I would have been shocked at that moment, the girls sure were, but I was used to Zack saying fucked up shit to people. What did shock me was how Zack managed to scurry out of the situation without getting his ass kicked. One of the cockblocks swung on him, but Zack, double jointed and deceptively quick, flattened himself out like a pancake, as the fist whizzed over his head. Rolling backwards, he bounded to his feet and took off down the hall, leaving me to deal with Amber’s two pissed off guy friends.
Before anyone comments, yes, Zack understood full well what the term gang rape meant. With that said, he saw Amber being violated by several dudes, plus himself, as the highest compliment, despite me telling him otherwise. If only neurotypical Amber was more open minded…

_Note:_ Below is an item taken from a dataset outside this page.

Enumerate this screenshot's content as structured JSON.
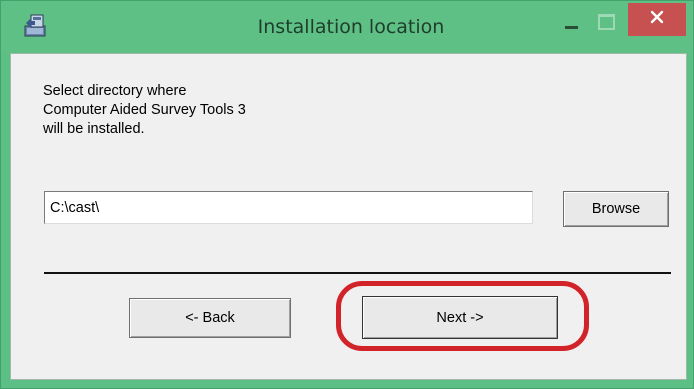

When I was younger, I thought group therapy was only used in AA meetings and prison. Well, in high school, the entire student body was subjected to it. The first group I was slotted into consisted of me and two NT freshmen. One of them was named José and the other was Michael. Because Michael was Asian, I decided it’d be a great idea to introduce myself by cracking a series of breathtakingly insensitive racial jokes. I squinted my eyes, stood to his side and asked if he could see me, pretended to have bucked teeth, the whole nine yards.

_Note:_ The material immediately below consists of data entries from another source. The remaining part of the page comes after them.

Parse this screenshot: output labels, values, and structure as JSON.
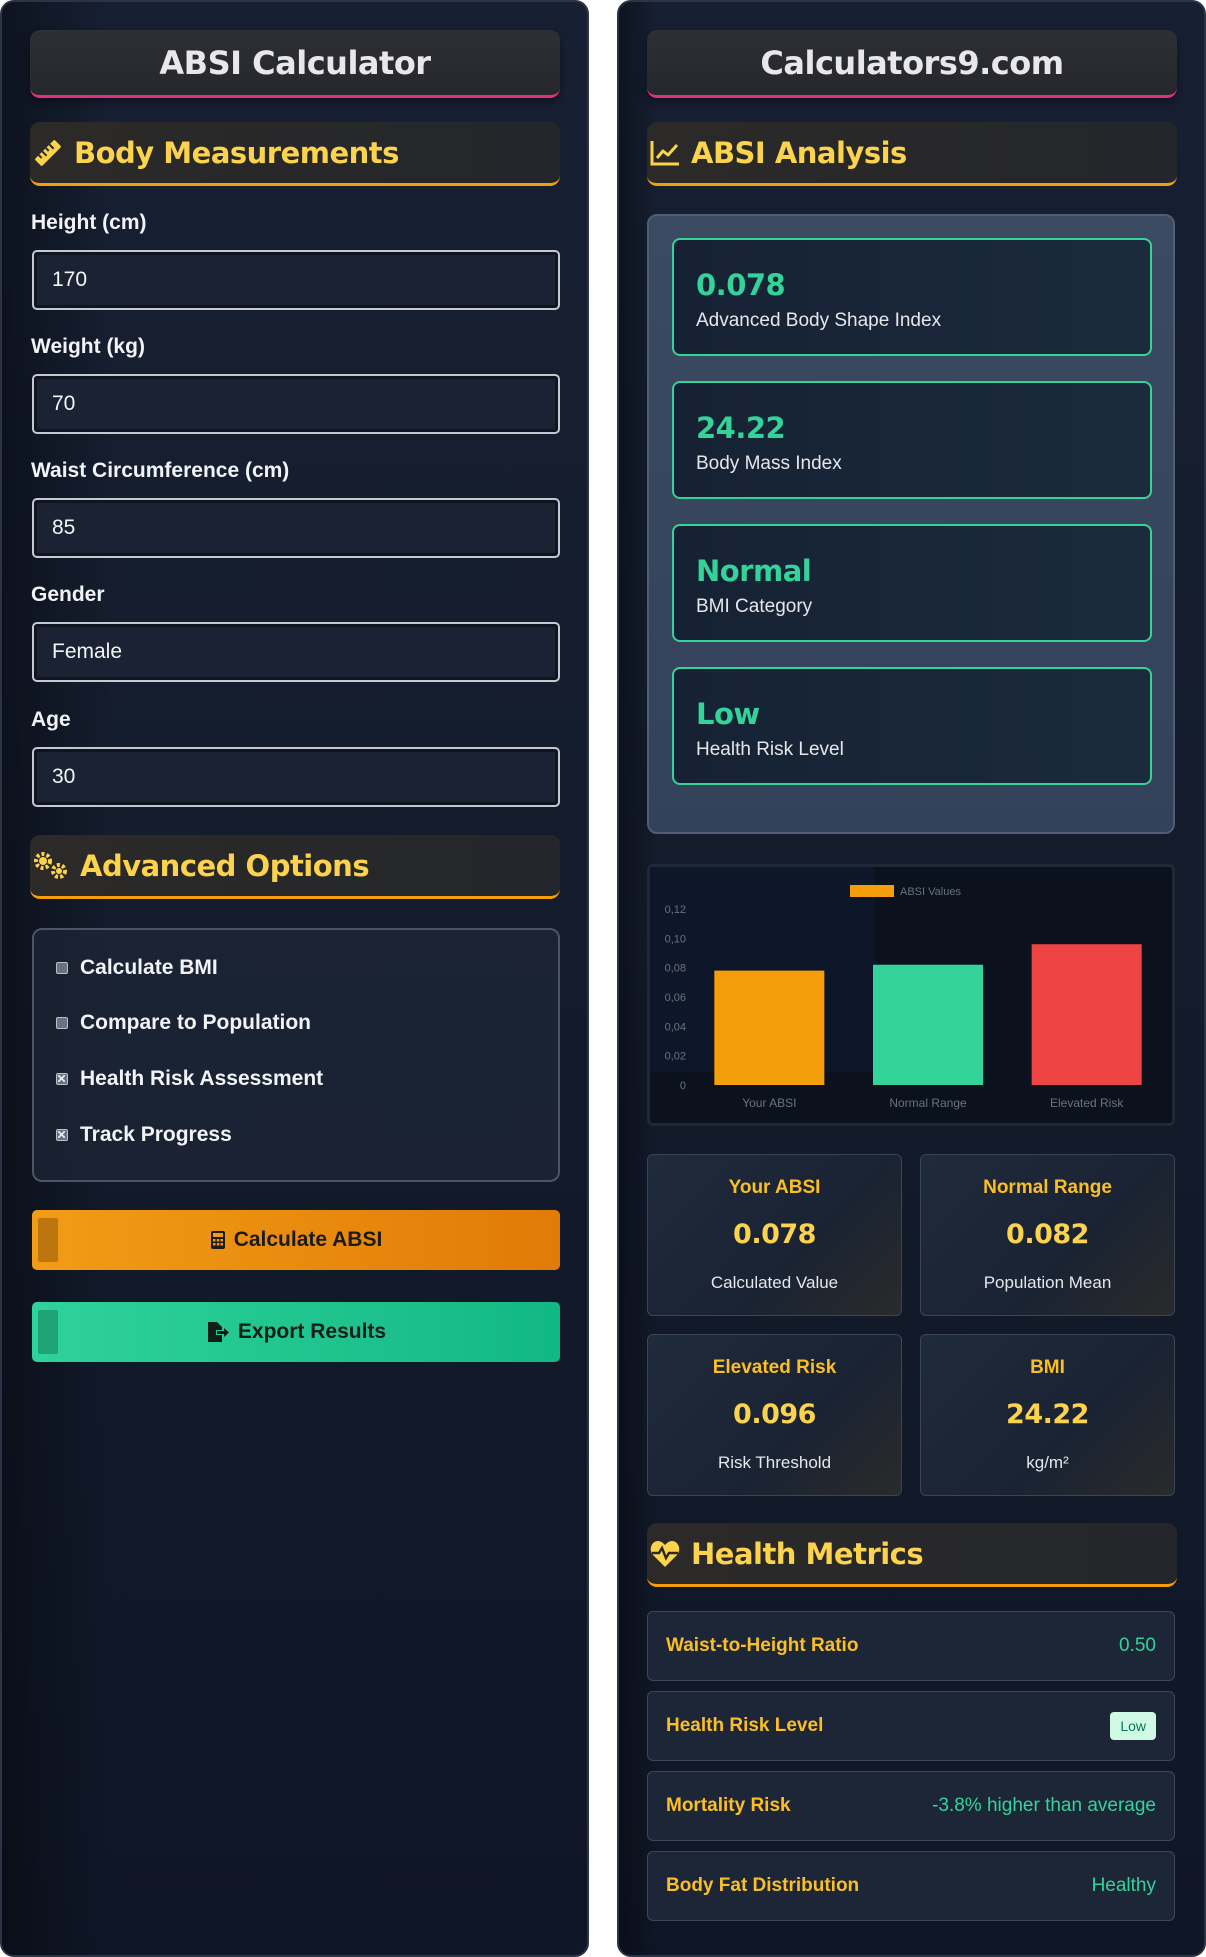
{
  "left": {
    "title": "ABSI Calculator",
    "body_section": {
      "title": "Body Measurements",
      "icon": "ruler-icon"
    },
    "fields": [
      {
        "label": "Height (cm)",
        "value": "170"
      },
      {
        "label": "Weight (kg)",
        "value": "70"
      },
      {
        "label": "Waist Circumference (cm)",
        "value": "85"
      },
      {
        "label": "Gender",
        "value": "Female"
      },
      {
        "label": "Age",
        "value": "30"
      }
    ],
    "advanced_section": {
      "title": "Advanced Options",
      "icon": "gears-icon"
    },
    "options": [
      {
        "label": "Calculate BMI",
        "checked": false
      },
      {
        "label": "Compare to Population",
        "checked": false
      },
      {
        "label": "Health Risk Assessment",
        "checked": true
      },
      {
        "label": "Track Progress",
        "checked": true
      }
    ],
    "calculate_label": "Calculate ABSI",
    "export_label": "Export Results"
  },
  "right": {
    "title": "Calculators9.com",
    "analysis_section": {
      "title": "ABSI Analysis",
      "icon": "chart-line-icon"
    },
    "results": [
      {
        "value": "0.078",
        "label": "Advanced Body Shape Index"
      },
      {
        "value": "24.22",
        "label": "Body Mass Index"
      },
      {
        "value": "Normal",
        "label": "BMI Category"
      },
      {
        "value": "Low",
        "label": "Health Risk Level"
      }
    ],
    "stats": [
      {
        "title": "Your ABSI",
        "value": "0.078",
        "sub": "Calculated Value"
      },
      {
        "title": "Normal Range",
        "value": "0.082",
        "sub": "Population Mean"
      },
      {
        "title": "Elevated Risk",
        "value": "0.096",
        "sub": "Risk Threshold"
      },
      {
        "title": "BMI",
        "value": "24.22",
        "sub": "kg/m²"
      }
    ],
    "health_section": {
      "title": "Health Metrics",
      "icon": "heartbeat-icon"
    },
    "metrics": [
      {
        "name": "Waist-to-Height Ratio",
        "value": "0.50"
      },
      {
        "name": "Health Risk Level",
        "value": "Low"
      },
      {
        "name": "Mortality Risk",
        "value": "-3.8% higher than average"
      },
      {
        "name": "Body Fat Distribution",
        "value": "Healthy"
      }
    ]
  },
  "colors": {
    "accent": "#f59e0b",
    "success": "#34d399",
    "danger": "#ef4444",
    "pink": "#e0307e"
  },
  "chart_data": {
    "type": "bar",
    "categories": [
      "Your ABSI",
      "Normal Range",
      "Elevated Risk"
    ],
    "series": [
      {
        "name": "ABSI Values",
        "values": [
          0.078,
          0.082,
          0.096
        ]
      }
    ],
    "colors": [
      "#f59e0b",
      "#34d399",
      "#ef4444"
    ],
    "ylim": [
      0,
      0.12
    ],
    "yticks": [
      "0",
      "0,02",
      "0,04",
      "0,06",
      "0,08",
      "0,10",
      "0,12"
    ],
    "legend": "top-center",
    "grid": false
  }
}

After listening to my bigoted bombardment for about thirty seconds, Michael suddenly stood up and demonstrated some body language that I interpreted as aggressive because it was accompanied by the words, “I’m going to fuck that fat retard up!” Our therapist, who was presiding over the meeting, leaned back in his chair and put his hands behind his head. He silently hoped Michael would do to me, what my professor’s ex boyfriend did to their wall. Luckily for my dumb ass, José jumped between me and Michael, managing to calm him down.
“He’s an idiot,” José pleaded. “He doesn’t know what he’s saying.”
José was right. I didn’t have a clue what I was saying. (Not that that makes what I said any less inappropriate). I simply thought that being racist was a good way to break the ice. You see, I came from a household where casual bigotry was the norm, and my only friend was the aforementioned Zack. Instead of pointing north, the needle on my social compass just slowly circled the face, never stopping. Often, I’d just pick a random direction and start walking.
Despite appearances, I haven’t created a strawman to Ms. Heidel’s argument. I’m just approaching it from a different angle. There’s an unspoken dichotomy among many in the neurodivergent community that while most NDs are good people, most NTs are at best closed minded, at worse, malevolent actors. The idea behind the phrase neurodivergent is that we’re not disabled, we’re not lessor, we’re just different. If true, this means an ND individual is just as likely to be a douchebag as an NT.
It seems like I’m stating the obvious, but apparently, I’m not. Ms. Heidel’s question was worded in a general sense, meaning, in her mind at least, that most judgments made by neurotypicals on the intentions of neurodivergent people are misjudgments. I believe this is a self-defeatist line of thinking, because while it may be correct, us NDs have a responsibility to society, like everyone else does, to do no harm. In the examples I gave, it didn’t matter what mine, or Zack’s intentions were; we caused harm. As a movement, we need to stop expecting NTs to kiss our asses, and actually take responsibility for our words and actions.